Au sein  du pouvoir en place,  aucun nom n’a été pour le moment soulevé  mais chacun regarde le président de la République à qui la responsabilité revient de choisir celui qui doit  occuper ce poste.  Selon un  acteur  de la société civile, ‘le président de la République ne nommera pas quelqu’un dans l’opposition  qui aura  des difficultés à   travailler avec son équipe gouvernementale’.

‘Il faudra qu’il nomme  une figure  qui doit faire bonne impression au sein du pouvoir et de l’opposition’, dit-il  précisant que ‘le président de la République peut prendre  un homme du CAR –d’ailleurs membre de la coalition des 14 pour cette mission très délicate’. Là aussi tout le monde se souvient du scénario d’après Accord politique global. L’équation reste à résoudre.

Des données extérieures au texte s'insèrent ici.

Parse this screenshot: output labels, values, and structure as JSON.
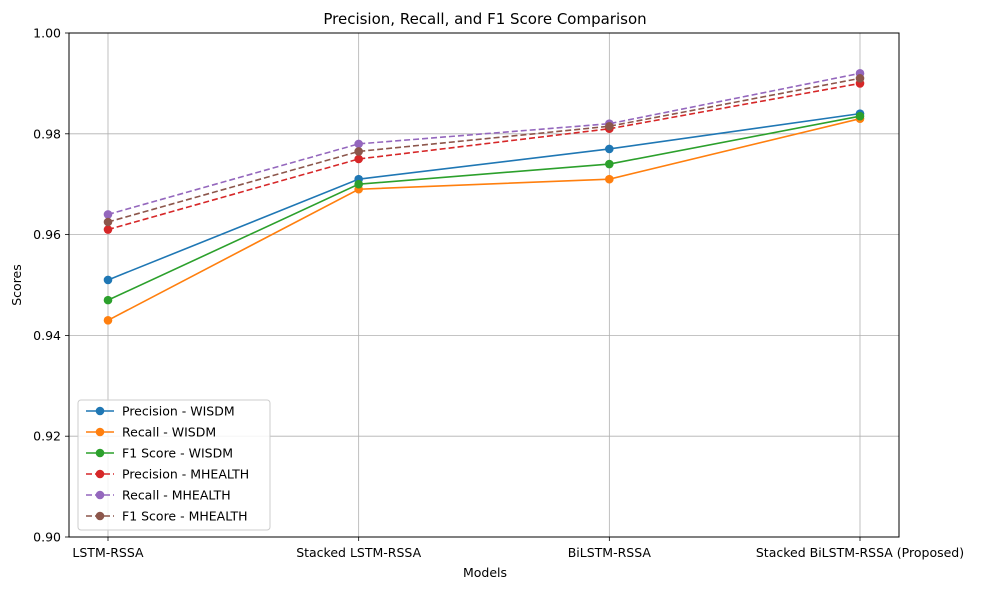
{
  "chart_data": {
    "type": "line",
    "title": "Precision, Recall, and F1 Score Comparison",
    "xlabel": "Models",
    "ylabel": "Scores",
    "categories": [
      "LSTM-RSSA",
      "Stacked LSTM-RSSA",
      "BiLSTM-RSSA",
      "Stacked BiLSTM-RSSA (Proposed)"
    ],
    "ylim": [
      0.9,
      1.0
    ],
    "yticks": [
      0.9,
      0.92,
      0.94,
      0.96,
      0.98,
      1.0
    ],
    "ytick_labels": [
      "0.90",
      "0.92",
      "0.94",
      "0.96",
      "0.98",
      "1.00"
    ],
    "grid": true,
    "legend_position": "lower-left",
    "series": [
      {
        "name": "Precision - WISDM",
        "values": [
          0.951,
          0.971,
          0.977,
          0.984
        ],
        "color": "#1f77b4",
        "dashed": false
      },
      {
        "name": "Recall - WISDM",
        "values": [
          0.943,
          0.969,
          0.971,
          0.983
        ],
        "color": "#ff7f0e",
        "dashed": false
      },
      {
        "name": "F1 Score - WISDM",
        "values": [
          0.947,
          0.97,
          0.974,
          0.9835
        ],
        "color": "#2ca02c",
        "dashed": false
      },
      {
        "name": "Precision - MHEALTH",
        "values": [
          0.961,
          0.975,
          0.981,
          0.99
        ],
        "color": "#d62728",
        "dashed": true
      },
      {
        "name": "Recall - MHEALTH",
        "values": [
          0.964,
          0.978,
          0.982,
          0.992
        ],
        "color": "#9467bd",
        "dashed": true
      },
      {
        "name": "F1 Score - MHEALTH",
        "values": [
          0.9625,
          0.9765,
          0.9815,
          0.991
        ],
        "color": "#8c564b",
        "dashed": true
      }
    ]
  }
}
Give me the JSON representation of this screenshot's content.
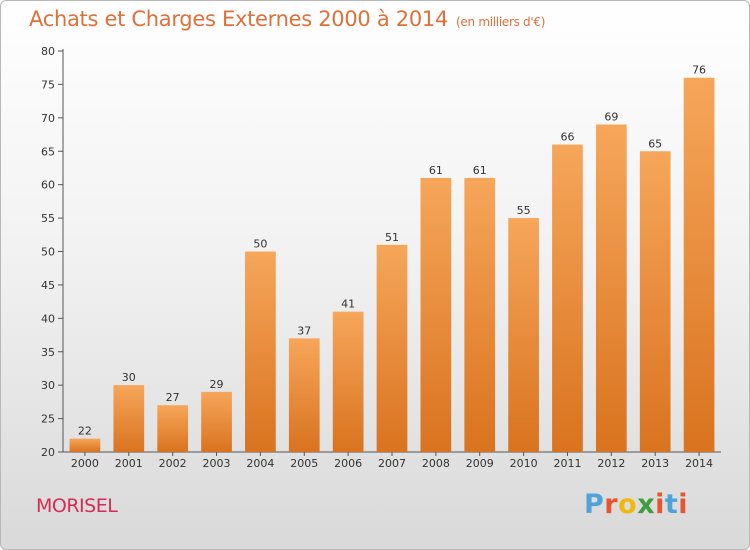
{
  "header": {
    "title": "Achats et Charges Externes 2000 à 2014",
    "subtitle": "(en milliers d'€)"
  },
  "footer": {
    "place": "MORISEL",
    "logo": "Proxiti"
  },
  "colors": {
    "title": "#e0703a",
    "place": "#d92a55",
    "bar_top": "#f6a65a",
    "bar_bottom": "#d9731f",
    "logo_letters": [
      "#4fa3d9",
      "#e8542f",
      "#f0b90b",
      "#3e9e3e",
      "#e8542f",
      "#4fa3d9",
      "#e8542f"
    ]
  },
  "chart_data": {
    "type": "bar",
    "categories": [
      "2000",
      "2001",
      "2002",
      "2003",
      "2004",
      "2005",
      "2006",
      "2007",
      "2008",
      "2009",
      "2010",
      "2011",
      "2012",
      "2013",
      "2014"
    ],
    "values": [
      22,
      30,
      27,
      29,
      50,
      37,
      41,
      51,
      61,
      61,
      55,
      66,
      69,
      65,
      76
    ],
    "title": "Achats et Charges Externes 2000 à 2014",
    "ylim": [
      20,
      80
    ],
    "yticks": [
      20,
      25,
      30,
      35,
      40,
      45,
      50,
      55,
      60,
      65,
      70,
      75,
      80
    ],
    "grid": false,
    "legend": "none"
  }
}
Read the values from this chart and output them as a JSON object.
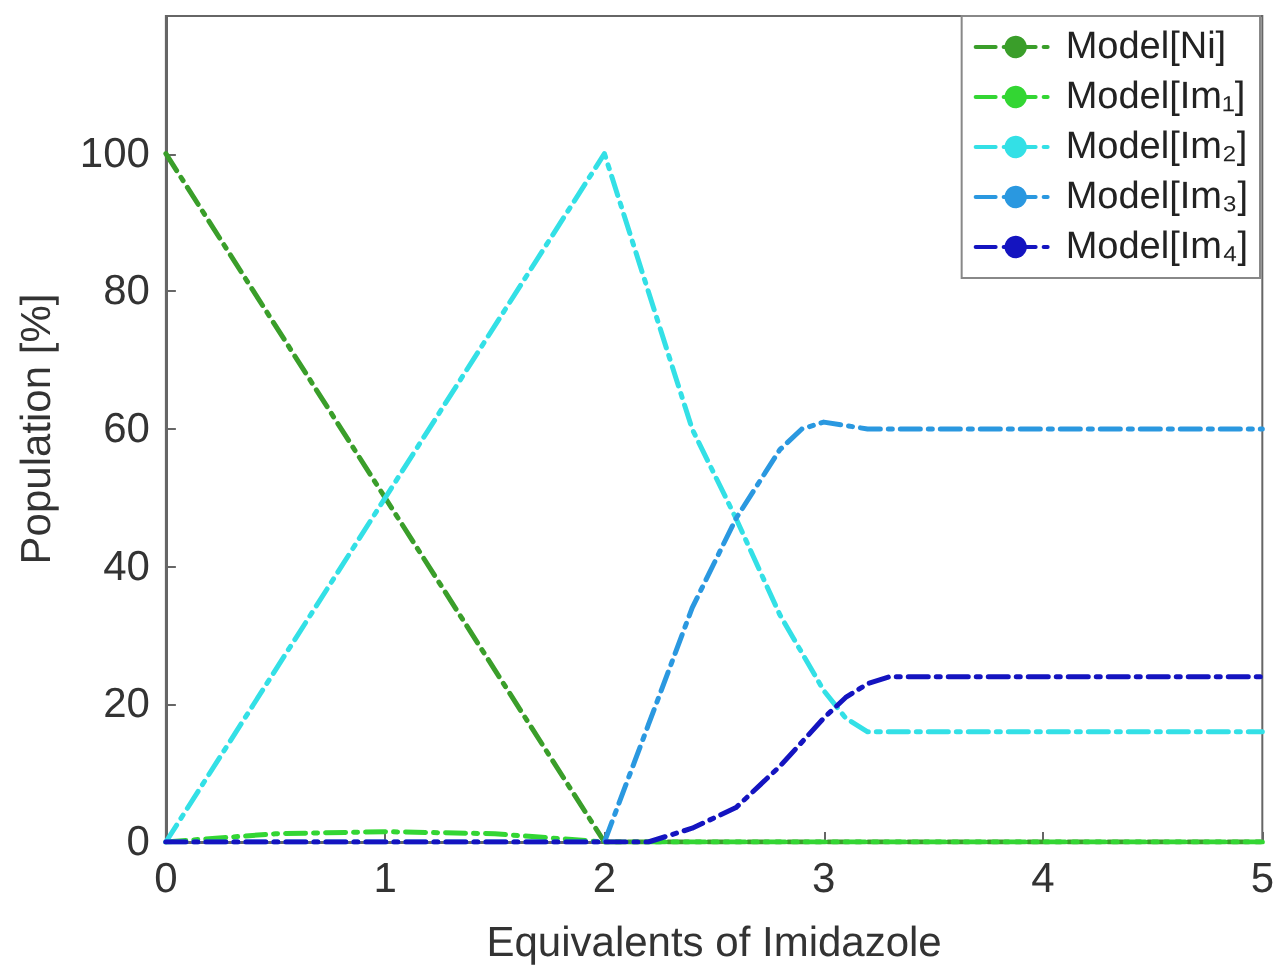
{
  "chart_data": {
    "type": "line",
    "xlabel": "Equivalents of Imidazole",
    "ylabel": "Population [%]",
    "xlim": [
      0,
      5
    ],
    "xticks": [
      0,
      1,
      2,
      3,
      4,
      5
    ],
    "ylim": [
      0,
      120
    ],
    "yticks": [
      0,
      20,
      40,
      60,
      80,
      100
    ],
    "grid": false,
    "legend": "top right",
    "line_style": "dashed",
    "marker": "none",
    "series": [
      {
        "name": "Model[Ni]",
        "color": "#3a9e2a",
        "x": [
          0,
          2,
          5
        ],
        "values": [
          100,
          0,
          0
        ]
      },
      {
        "name": "Model[Im₁]",
        "color": "#33d633",
        "x": [
          0,
          0.5,
          1,
          1.5,
          2,
          2.2,
          5
        ],
        "values": [
          0,
          1.2,
          1.5,
          1.2,
          0,
          0,
          0
        ]
      },
      {
        "name": "Model[Im₂]",
        "color": "#33e0e6",
        "x": [
          0,
          2,
          2.4,
          2.6,
          2.8,
          3,
          3.1,
          3.2,
          3.3,
          5
        ],
        "values": [
          0,
          100,
          60,
          47,
          33,
          22,
          18,
          16,
          16,
          16
        ]
      },
      {
        "name": "Model[Im₃]",
        "color": "#2a98e0",
        "x": [
          0,
          2,
          2.2,
          2.4,
          2.6,
          2.8,
          2.9,
          3,
          3.2,
          3.4,
          5
        ],
        "values": [
          0,
          0,
          17,
          34,
          47,
          57,
          60,
          61,
          60,
          60,
          60
        ]
      },
      {
        "name": "Model[Im₄]",
        "color": "#1414c0",
        "x": [
          0,
          2.2,
          2.4,
          2.6,
          2.8,
          3,
          3.1,
          3.2,
          3.3,
          5
        ],
        "values": [
          0,
          0,
          2,
          5,
          11,
          18,
          21,
          23,
          24,
          24
        ]
      }
    ]
  }
}
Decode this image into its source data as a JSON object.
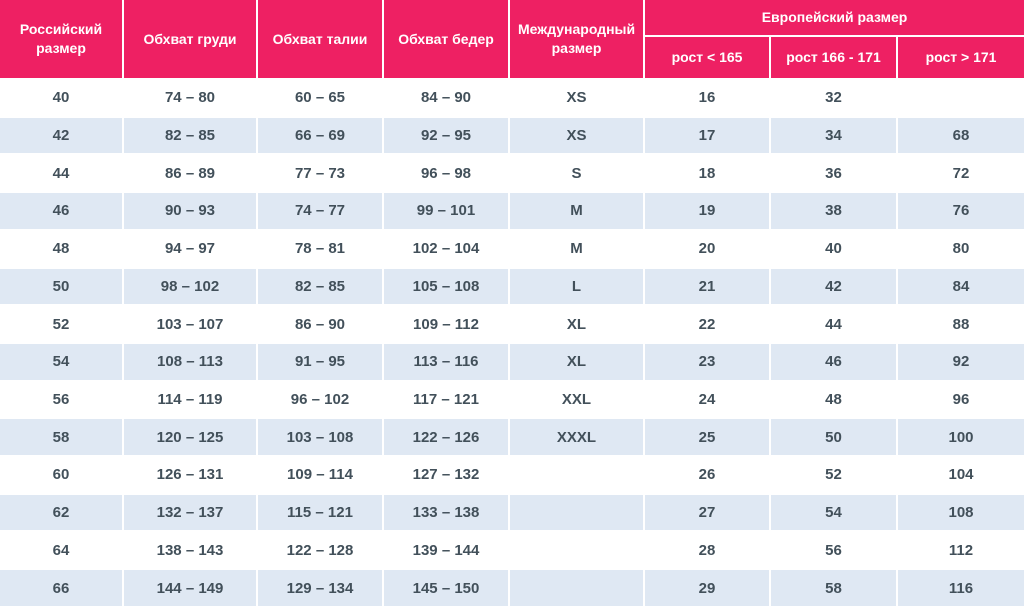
{
  "theme": {
    "header_bg": "#ee2063",
    "header_text": "#ffffff",
    "row_bg": "#ffffff",
    "row_alt_bg": "#dfe8f3",
    "cell_text": "#42505a",
    "divider": "#ffffff"
  },
  "chart_data": {
    "type": "table",
    "title": "",
    "header_groups": {
      "european_size": "Европейский размер"
    },
    "headers": {
      "russian_size": "Российский размер",
      "chest": "Обхват груди",
      "waist": "Обхват талии",
      "hips": "Обхват бедер",
      "international_size": "Международный размер",
      "height_lt_165": "рост < 165",
      "height_166_171": "рост 166 - 171",
      "height_gt_171": "рост > 171"
    },
    "columns": [
      "Российский размер",
      "Обхват груди",
      "Обхват талии",
      "Обхват бедер",
      "Международный размер",
      "Европейский размер: рост < 165",
      "Европейский размер: рост 166 - 171",
      "Европейский размер: рост > 171"
    ],
    "rows": [
      [
        "40",
        "74 – 80",
        "60 – 65",
        "84 – 90",
        "XS",
        "16",
        "32",
        ""
      ],
      [
        "42",
        "82 – 85",
        "66 – 69",
        "92 – 95",
        "XS",
        "17",
        "34",
        "68"
      ],
      [
        "44",
        "86 – 89",
        "77 – 73",
        "96 – 98",
        "S",
        "18",
        "36",
        "72"
      ],
      [
        "46",
        "90 – 93",
        "74 – 77",
        "99 – 101",
        "M",
        "19",
        "38",
        "76"
      ],
      [
        "48",
        "94 – 97",
        "78 – 81",
        "102 – 104",
        "M",
        "20",
        "40",
        "80"
      ],
      [
        "50",
        "98 – 102",
        "82 – 85",
        "105 – 108",
        "L",
        "21",
        "42",
        "84"
      ],
      [
        "52",
        "103 – 107",
        "86 – 90",
        "109 – 112",
        "XL",
        "22",
        "44",
        "88"
      ],
      [
        "54",
        "108 – 113",
        "91 – 95",
        "113 – 116",
        "XL",
        "23",
        "46",
        "92"
      ],
      [
        "56",
        "114 – 119",
        "96 – 102",
        "117 – 121",
        "XXL",
        "24",
        "48",
        "96"
      ],
      [
        "58",
        "120 – 125",
        "103 – 108",
        "122 – 126",
        "XXXL",
        "25",
        "50",
        "100"
      ],
      [
        "60",
        "126 – 131",
        "109 – 114",
        "127 – 132",
        "",
        "26",
        "52",
        "104"
      ],
      [
        "62",
        "132 – 137",
        "115 – 121",
        "133 – 138",
        "",
        "27",
        "54",
        "108"
      ],
      [
        "64",
        "138 – 143",
        "122 – 128",
        "139 – 144",
        "",
        "28",
        "56",
        "112"
      ],
      [
        "66",
        "144 – 149",
        "129 – 134",
        "145 – 150",
        "",
        "29",
        "58",
        "116"
      ]
    ]
  }
}
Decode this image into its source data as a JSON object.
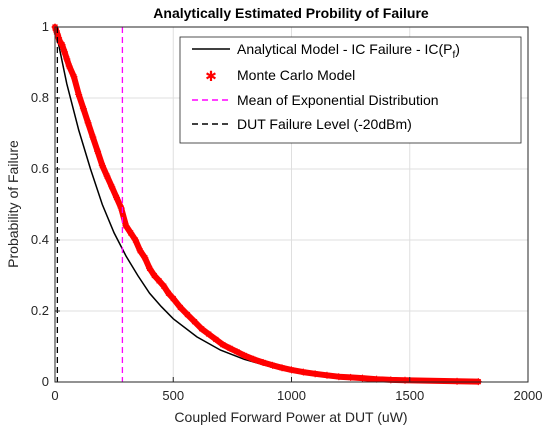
{
  "chart_data": {
    "type": "line",
    "title": "Analytically Estimated Probility of Failure",
    "xlabel": "Coupled Forward Power at DUT (uW)",
    "ylabel": "Probability of Failure",
    "xlim": [
      0,
      2000
    ],
    "ylim": [
      0,
      1
    ],
    "xticks": [
      "0",
      "500",
      "1000",
      "1500",
      "2000"
    ],
    "xtick_values": [
      0,
      500,
      1000,
      1500,
      2000
    ],
    "yticks": [
      "0",
      "0.2",
      "0.4",
      "0.6",
      "0.8",
      "1"
    ],
    "ytick_values": [
      0,
      0.2,
      0.4,
      0.6,
      0.8,
      1
    ],
    "grid": true,
    "legend_position": "top-right",
    "series": [
      {
        "name": "Analytical Model - IC Failure - IC(P",
        "name_subscript": "f",
        "name_suffix": ")",
        "kind": "line",
        "color": "#000000",
        "x": [
          0,
          50,
          100,
          150,
          200,
          250,
          300,
          350,
          400,
          450,
          500,
          600,
          700,
          800,
          900,
          1000,
          1100,
          1200,
          1300,
          1400,
          1500,
          1600,
          1700,
          1800
        ],
        "y": [
          1.0,
          0.84,
          0.71,
          0.6,
          0.5,
          0.42,
          0.355,
          0.3,
          0.25,
          0.212,
          0.178,
          0.127,
          0.09,
          0.064,
          0.045,
          0.032,
          0.023,
          0.016,
          0.012,
          0.008,
          0.006,
          0.004,
          0.003,
          0.002
        ]
      },
      {
        "name": "Monte Carlo Model",
        "kind": "scatter",
        "color": "#ff0000",
        "marker": "*",
        "x": [
          0,
          5,
          10,
          15,
          20,
          30,
          40,
          50,
          60,
          80,
          100,
          120,
          140,
          160,
          180,
          200,
          220,
          240,
          260,
          280,
          300,
          320,
          340,
          360,
          380,
          400,
          420,
          440,
          460,
          480,
          500,
          530,
          560,
          590,
          620,
          650,
          680,
          710,
          740,
          770,
          800,
          840,
          880,
          920,
          960,
          1000,
          1050,
          1100,
          1150,
          1200,
          1250,
          1300,
          1360,
          1420,
          1480,
          1700,
          1790
        ],
        "y": [
          1.0,
          0.99,
          0.98,
          0.97,
          0.96,
          0.95,
          0.93,
          0.91,
          0.89,
          0.86,
          0.81,
          0.77,
          0.73,
          0.69,
          0.65,
          0.61,
          0.58,
          0.55,
          0.52,
          0.49,
          0.44,
          0.42,
          0.4,
          0.37,
          0.35,
          0.32,
          0.3,
          0.285,
          0.27,
          0.25,
          0.235,
          0.21,
          0.19,
          0.17,
          0.15,
          0.135,
          0.12,
          0.105,
          0.095,
          0.085,
          0.075,
          0.064,
          0.055,
          0.047,
          0.04,
          0.034,
          0.028,
          0.023,
          0.019,
          0.015,
          0.013,
          0.011,
          0.008,
          0.006,
          0.005,
          0.002,
          0.001
        ]
      },
      {
        "name": "Mean of Exponential Distribution",
        "kind": "vline",
        "color": "#ff00ff",
        "x": 285
      },
      {
        "name": "DUT Failure Level (-20dBm)",
        "kind": "vline",
        "color": "#000000",
        "x": 10
      }
    ]
  }
}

Si chacun espère une feuille  qui prendra en compte les aspirations du peuple Togolais que sont réformes constitutionnelles, limitation du mandat présidentiel, réformes électorales, à la mesure- la non représentativité du président actuel à la présidentielle de 2020 comme l’exigent les opposants,  au niveau du pouvoir, on demande le respect des institutions de la République.

D’ailleurs lors d’une récente sortie sur les médias, le ministre Gilbert Bawara a  signifié que  l’après  31 juillet sera différent et beaucoup de changements interviendraient  sur l’échiquier politique.  Pour l’heure chacun  retient son souffle.